A Long Day: Status Update on Yesterday’s Server Issues

Yesterday was admittedly a long day for me. Jim, Martha, and I were all traveling down to Atlanta to prepare for the Domain Incubator conference that Emory University is putting on Friday and Saturday. It’s an exciting opportunity to brainstorm how schools can use services like this (or DIY) to build a Domain of One’s Own type of program and I particularly like that Atlanta is thinking of it as a regional hub rather than simply attempting to shoehorn their institution into buying into it wholesale. But I found myself yesterday scrambling to fix issues on our servers that I had never seen before and since the issues persisted for much of the day I wanted to provide a little redux post of what happened here.

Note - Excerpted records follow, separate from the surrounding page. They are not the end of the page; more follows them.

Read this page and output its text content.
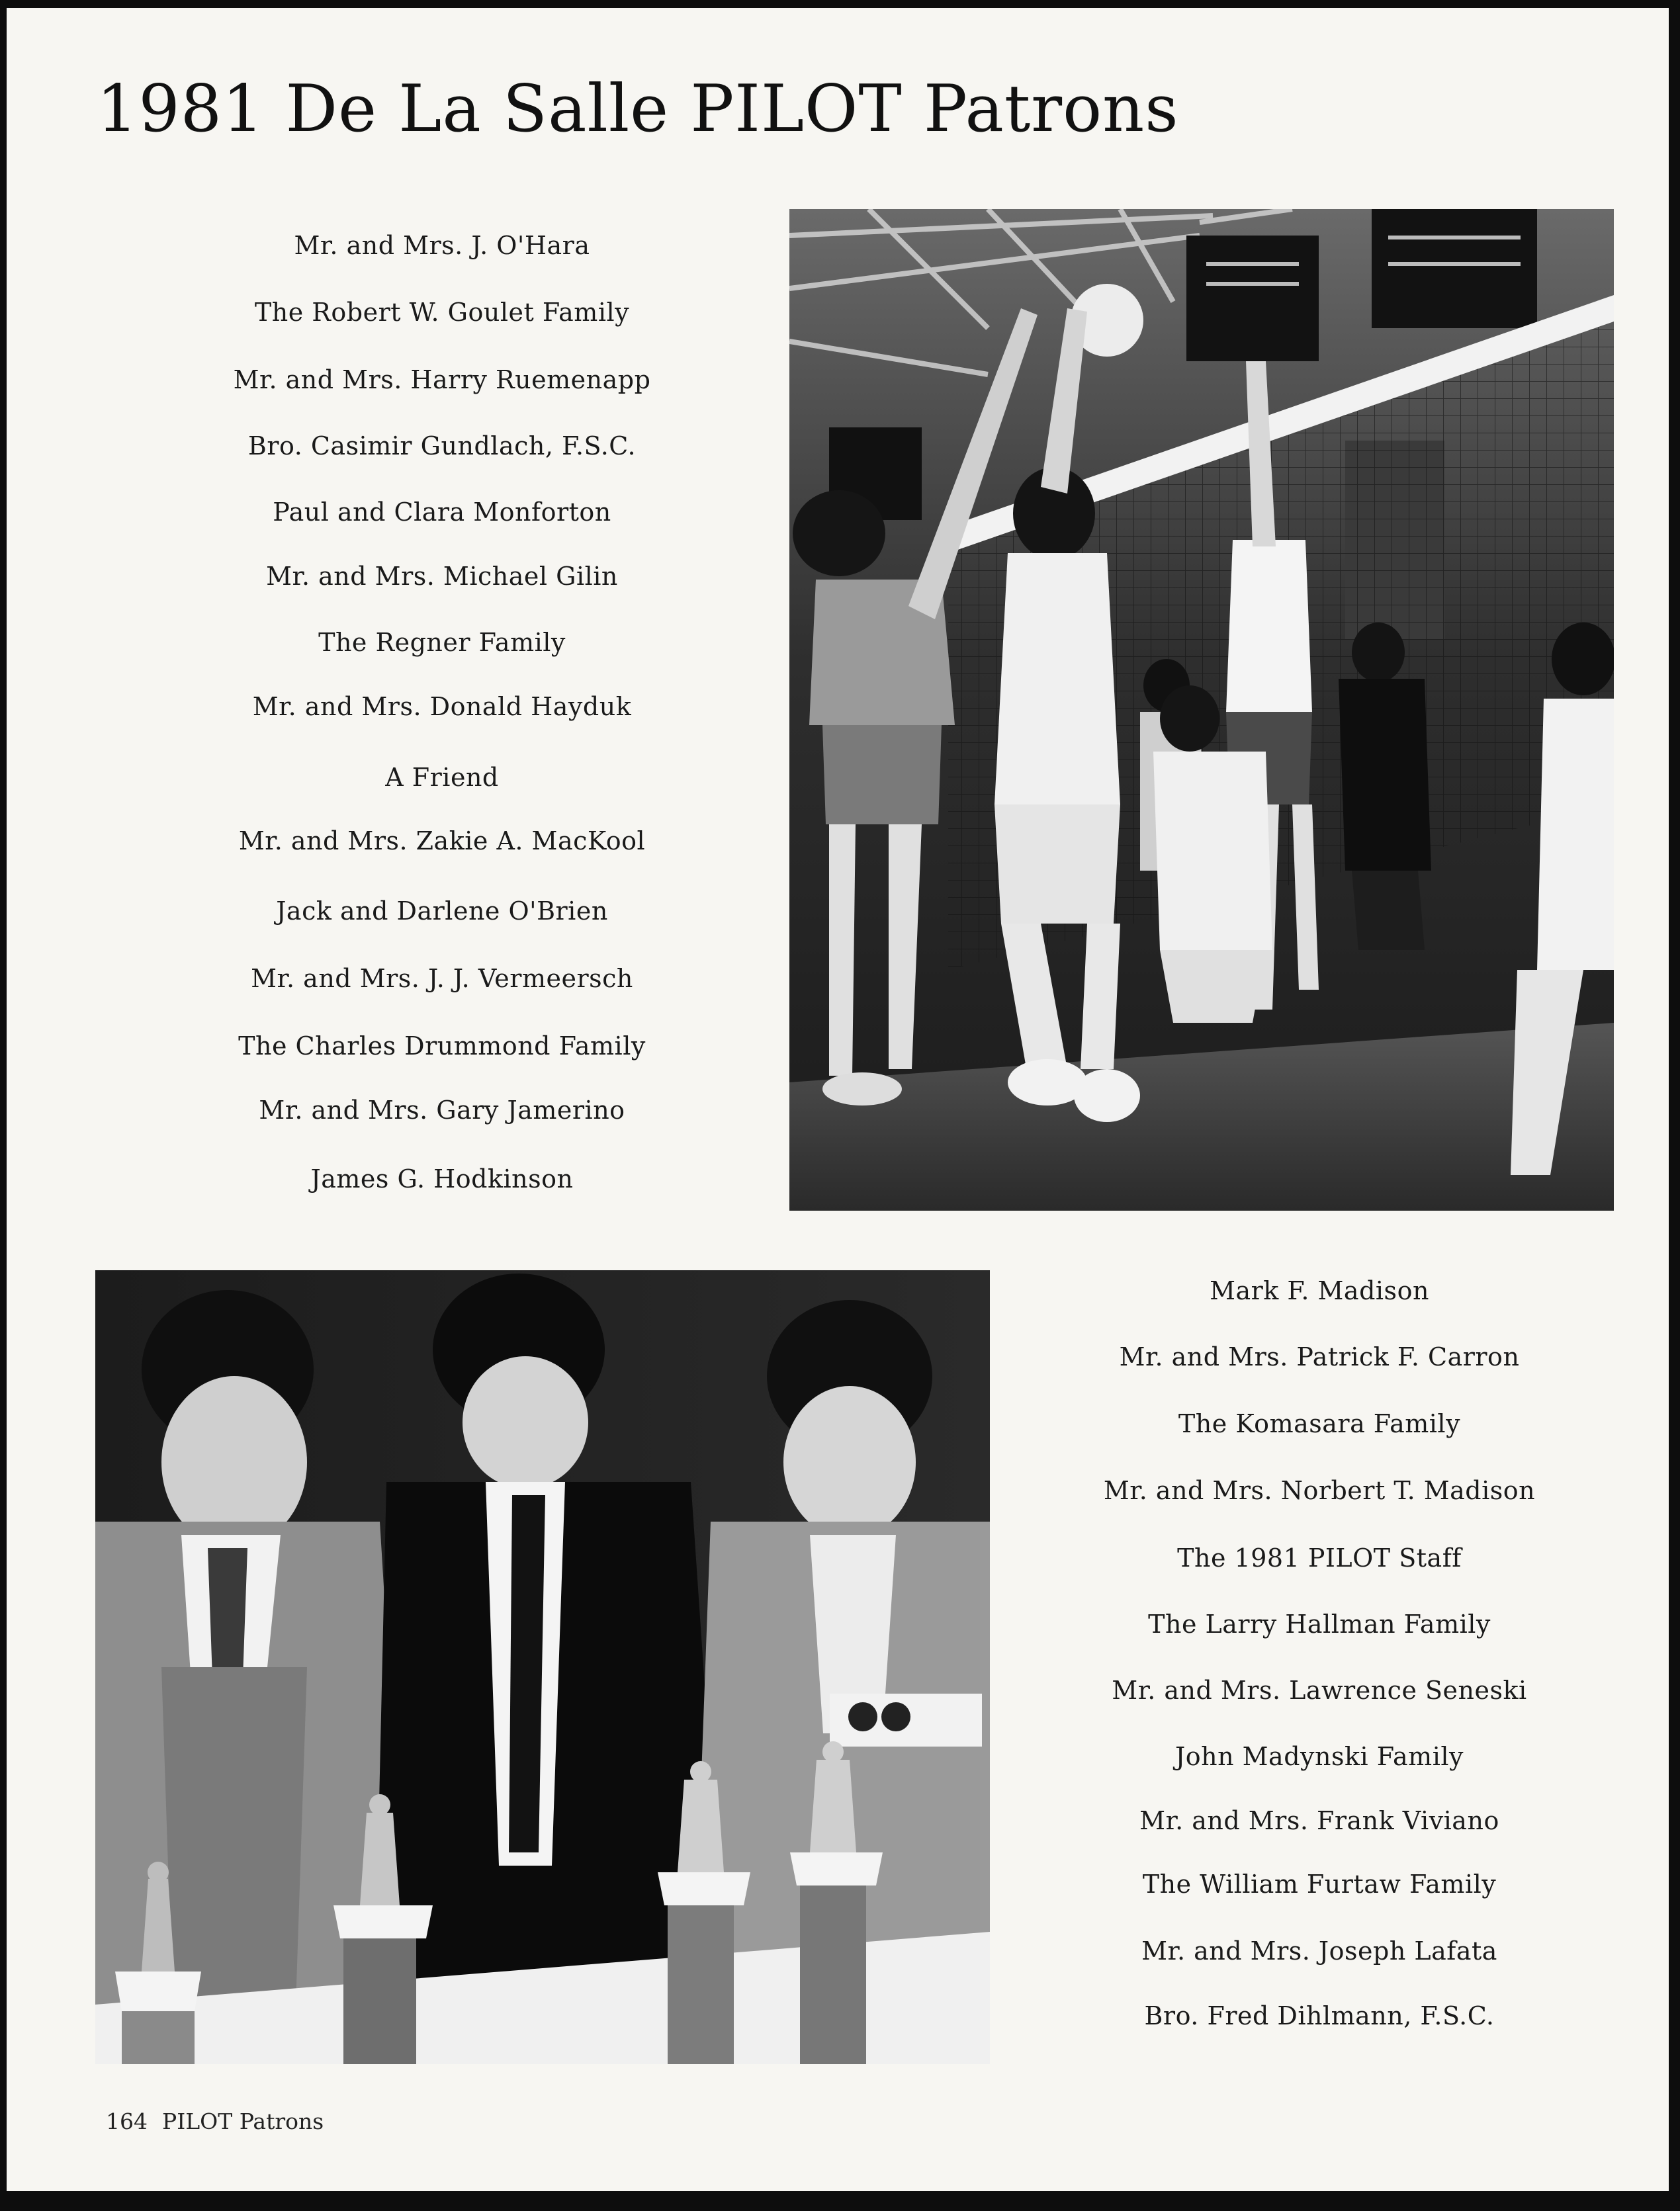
1981 De La Salle PILOT Patrons
Mr. and Mrs. J. O'Hara
The Robert W. Goulet Family
Mr. and Mrs. Harry Ruemenapp
Bro. Casimir Gundlach, F.S.C.
Paul and Clara Monforton
Mr. and Mrs. Michael Gilin
The Regner Family
Mr. and Mrs. Donald Hayduk
A Friend
Mr. and Mrs. Zakie A. MacKool
Jack and Darlene O'Brien
Mr. and Mrs. J. J. Vermeersch
The Charles Drummond Family
Mr. and Mrs. Gary Jamerino
James G. Hodkinson
Mark F. Madison
Mr. and Mrs. Patrick F. Carron
The Komasara Family
Mr. and Mrs. Norbert T. Madison
The 1981 PILOT Staff
The Larry Hallman Family
Mr. and Mrs. Lawrence Seneski
John Madynski Family
Mr. and Mrs. Frank Viviano
The William Furtaw Family
Mr. and Mrs. Joseph Lafata
Bro. Fred Dihlmann, F.S.C.
164 PILOT Patrons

Wednesday night I received a report from someone that their site was running really slow and sometimes unavailable. I checked on it and I could load her website but I did notice occasionally it wouldn’t connect. I would refresh and it would come right back. I checked the server she was on to see if there were any load issues or high-traffic sites causing issues. I didn’t see anything abnormal but I did a few various tweaks to some settings and asked her to let me know if it continued and I went to bed. In the morning I woke up to a few messages not just from the one customer anymore, but a few others reporting spotty availability. What immediately struck me was that the customers were across multiple servers. Either there was a coordinated attack on all our servers at the same time, or there was a larger issue perhaps with our data center. As I mentioned yesterday we were getting ready to head out of town so I had to get my daughter to daycare and get packed up but as soon as I got in the office I put in a support request to our server provider asking if there were any network issues we should know about and explaining the issues we were having. They replied that they were unaware of any issues at that time.

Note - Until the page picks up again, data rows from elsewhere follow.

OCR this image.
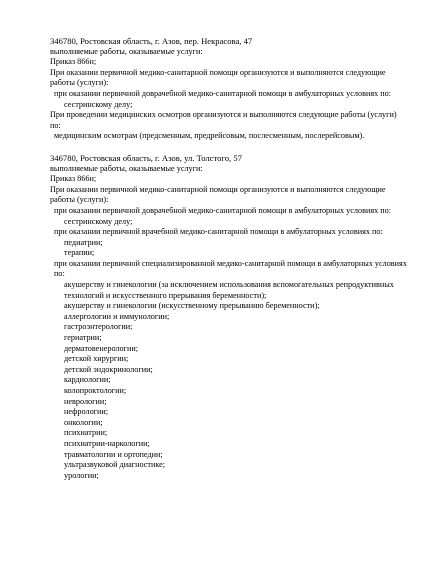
346780, Ростовская область, г. Азов, пер. Некрасова, 47
выполняемые работы, оказываемые услуги:
Приказ 866н;
При оказании первичной медико-санитарной помощи организуются и выполняются следующие работы (услуги):
при оказании первичной доврачебной медико-санитарной помощи в амбулаторных условиях по:
сестринскому делу;
При проведении медицинских осмотров организуются и выполняются следующие работы (услуги) по:
медицинским осмотрам (предсменным, предрейсовым, послесменным, послерейсовым).
346780, Ростовская область, г. Азов, ул. Толстого, 57
выполняемые работы, оказываемые услуги:
Приказ 866н;
При оказании первичной медико-санитарной помощи организуются и выполняются следующие работы (услуги):
при оказании первичной доврачебной медико-санитарной помощи в амбулаторных условиях по:
сестринскому делу;
при оказании первичной врачебной медико-санитарной помощи в амбулаторных условиях по:
педиатрии;
терапии;
при оказании первичной специализированной медико-санитарной помощи в амбулаторных условиях по:
акушерству и гинекологии (за исключением использования вспомогательных репродуктивных технологий и искусственного прерывания беременности);
акушерству и гинекологии (искусственному прерыванию беременности);
аллергологии и иммунологии;
гастроэнтерологии;
гериатрии;
дерматовенерологии;
детской хирургии;
детской эндокринологии;
кардиологии;
колопроктологии;
неврологии;
нефрологии;
онкологии;
психиатрии;
психиатрии-наркологии;
травматологии и ортопедии;
ультразвуковой диагностике;
урологии;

So I spent the better part of the morning trying every trick in the book I could think of to resolve the issue. Rebuild Apache, check MySQL, suspend a few accounts with high traffic temporarily, reboot, reboot again, check the firewall, disable the firewall. Nothing was working and the issue persisted on both servers we own. I asked the company if we could pay them to look at this issue as I had no other ideas left to try and I had never seen a spotty connection like this before (many websites were actually fully functional, but most could not access their dashboard, edit pages, do any administrative tasks without lots of refreshing and frustration). By this point I had to get on a plane to Atlanta and figured I’d have to continue working on this once I got to the hotel.

Luckily our airplane had wifi so I was able to keep working on things. I finally received an email during the flight (this was about 5:30pm) from the company that said “We have narrowed down the cause of the issue and We will be performing emergency maintenance tonight at 10pm.” Hallelujah! It turned out to be a bad network switch that routes the network to and from both of our servers (along with many others I’m sure). I updated everyone on Twitter and sure enough, when the switch was replaced at 10pm the problem resolved itself.

Obviously no time is a good time for downtime but I’m especially aware of the fact that many final projects are due around this time period as schools begin to finish up their Spring semester. Ironically I was using my own domain for a final project in a graduate program I’m in and I host it here (eating my own dogfood) so I too was feeling that pain. This was an especially difficult issue because it’s one of the first times that we’ve had to look above our own servers to our network provider as the cause of the issue (and the company initially did not indicate there was an issue at all). In the future as Reclaim Hosting grows we will likely be able to find ways to mitigate this by diversifying the companies we use for servers, the location of those servers, etc. I’ve never compared us to enterprise hosting like GoDaddy, Bluehost, Dreamhost, MediaTemple, etc because I believe what we’re doing here is and can be fundamentally different. With that comes some growing pains of course, but I’m glad to have you all be a part of what we’re doing here and I look forward to continue to build Reclaim right alongside you all.

Thanks for your support,

Tim Owens